Keep secrets server-side. Never expose API keys in client bundles.

typescript
// app/api/chat/route.ts
export async function POST(req: Request) {
  const { messages } = await req.json();
  const controller = new AbortController();
  const timeout = setTimeout(() => controller.abort(), 30_000);
 
  try {
    const res = await fetch("https://api.openai.com/v1/chat/completions", {
      method: "POST",
      headers: {
        Authorization: `Bearer ${process.env.OPENAI_API_KEY}`,
        "Content-Type": "application/json",
      },
      body: JSON.stringify({ model: "gpt-4o-mini", messages, stream: true }),
      signal: controller.signal,
    });
    // return streaming Response to client
    return new Response(res.body, { headers: { "Content-Type": "text/event-stream" } });
  } finally {
    clearTimeout(timeout);
  }
}

Streaming

Autoregressive models generate one token at a time. Streaming sends tokens as they arrive — better perceived latency even when total time is similar.

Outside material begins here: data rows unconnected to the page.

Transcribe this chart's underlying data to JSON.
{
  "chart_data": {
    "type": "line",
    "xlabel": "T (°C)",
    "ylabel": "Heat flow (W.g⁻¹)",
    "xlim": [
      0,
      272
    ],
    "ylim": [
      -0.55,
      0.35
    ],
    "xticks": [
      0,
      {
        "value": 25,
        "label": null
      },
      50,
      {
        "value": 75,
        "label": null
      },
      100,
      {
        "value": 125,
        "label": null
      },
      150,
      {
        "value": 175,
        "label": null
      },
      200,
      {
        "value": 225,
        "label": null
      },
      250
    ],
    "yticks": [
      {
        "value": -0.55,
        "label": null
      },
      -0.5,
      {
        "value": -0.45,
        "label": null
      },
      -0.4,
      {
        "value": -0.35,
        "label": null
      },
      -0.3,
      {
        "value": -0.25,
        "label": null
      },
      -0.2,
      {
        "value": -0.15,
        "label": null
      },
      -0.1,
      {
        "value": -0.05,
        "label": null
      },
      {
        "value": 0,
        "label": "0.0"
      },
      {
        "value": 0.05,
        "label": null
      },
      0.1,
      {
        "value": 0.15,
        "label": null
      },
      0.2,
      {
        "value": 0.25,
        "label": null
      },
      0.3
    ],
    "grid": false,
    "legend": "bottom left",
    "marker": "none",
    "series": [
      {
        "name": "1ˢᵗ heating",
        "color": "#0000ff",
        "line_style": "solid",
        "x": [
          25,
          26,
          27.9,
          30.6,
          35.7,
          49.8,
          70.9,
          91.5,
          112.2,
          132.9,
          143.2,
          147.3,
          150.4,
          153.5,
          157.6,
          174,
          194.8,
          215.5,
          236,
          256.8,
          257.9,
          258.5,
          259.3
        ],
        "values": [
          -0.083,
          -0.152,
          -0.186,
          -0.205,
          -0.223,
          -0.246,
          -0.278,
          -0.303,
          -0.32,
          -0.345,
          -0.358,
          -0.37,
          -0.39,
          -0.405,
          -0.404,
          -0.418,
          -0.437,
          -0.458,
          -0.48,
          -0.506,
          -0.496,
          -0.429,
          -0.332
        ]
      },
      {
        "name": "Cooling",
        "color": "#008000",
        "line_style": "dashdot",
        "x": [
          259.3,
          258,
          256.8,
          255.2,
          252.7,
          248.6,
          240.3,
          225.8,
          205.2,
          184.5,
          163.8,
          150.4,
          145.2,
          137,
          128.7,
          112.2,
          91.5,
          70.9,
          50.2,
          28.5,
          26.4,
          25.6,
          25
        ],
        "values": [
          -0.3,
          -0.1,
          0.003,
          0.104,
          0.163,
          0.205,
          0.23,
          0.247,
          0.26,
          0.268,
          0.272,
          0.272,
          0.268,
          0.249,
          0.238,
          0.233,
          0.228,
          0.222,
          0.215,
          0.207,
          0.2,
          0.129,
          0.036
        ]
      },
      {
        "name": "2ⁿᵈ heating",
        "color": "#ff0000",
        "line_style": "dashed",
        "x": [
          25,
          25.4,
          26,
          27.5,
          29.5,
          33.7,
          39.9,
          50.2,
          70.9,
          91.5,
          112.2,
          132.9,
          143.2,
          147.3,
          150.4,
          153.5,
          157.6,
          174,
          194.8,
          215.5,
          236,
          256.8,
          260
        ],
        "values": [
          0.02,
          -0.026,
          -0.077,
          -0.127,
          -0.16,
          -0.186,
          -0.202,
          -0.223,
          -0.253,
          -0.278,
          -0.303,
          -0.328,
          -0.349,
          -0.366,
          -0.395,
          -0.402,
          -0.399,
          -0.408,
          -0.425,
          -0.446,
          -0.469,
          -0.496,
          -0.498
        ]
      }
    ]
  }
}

Client: use fetch + ReadableStream or provider SDK stream helpers.


Timeouts and retries

  • Set hard timeouts on every upstream LLM call.
  • Retry idempotent failures (429, 503) with exponential backoff — cap attempts.
  • Do not blindly retry non-idempotent tool side effects (payments, deletes).

Deployment checklist

  • Env vars in host dashboard — not in git
  • Health check route (/api/health)
  • Edge vs Node runtime — LLM routes usually need Node
  • Version pin for model name in config

Checkpoint

You should explain why the LLM call lives in a server route, not the browser, and what streaming improves for users.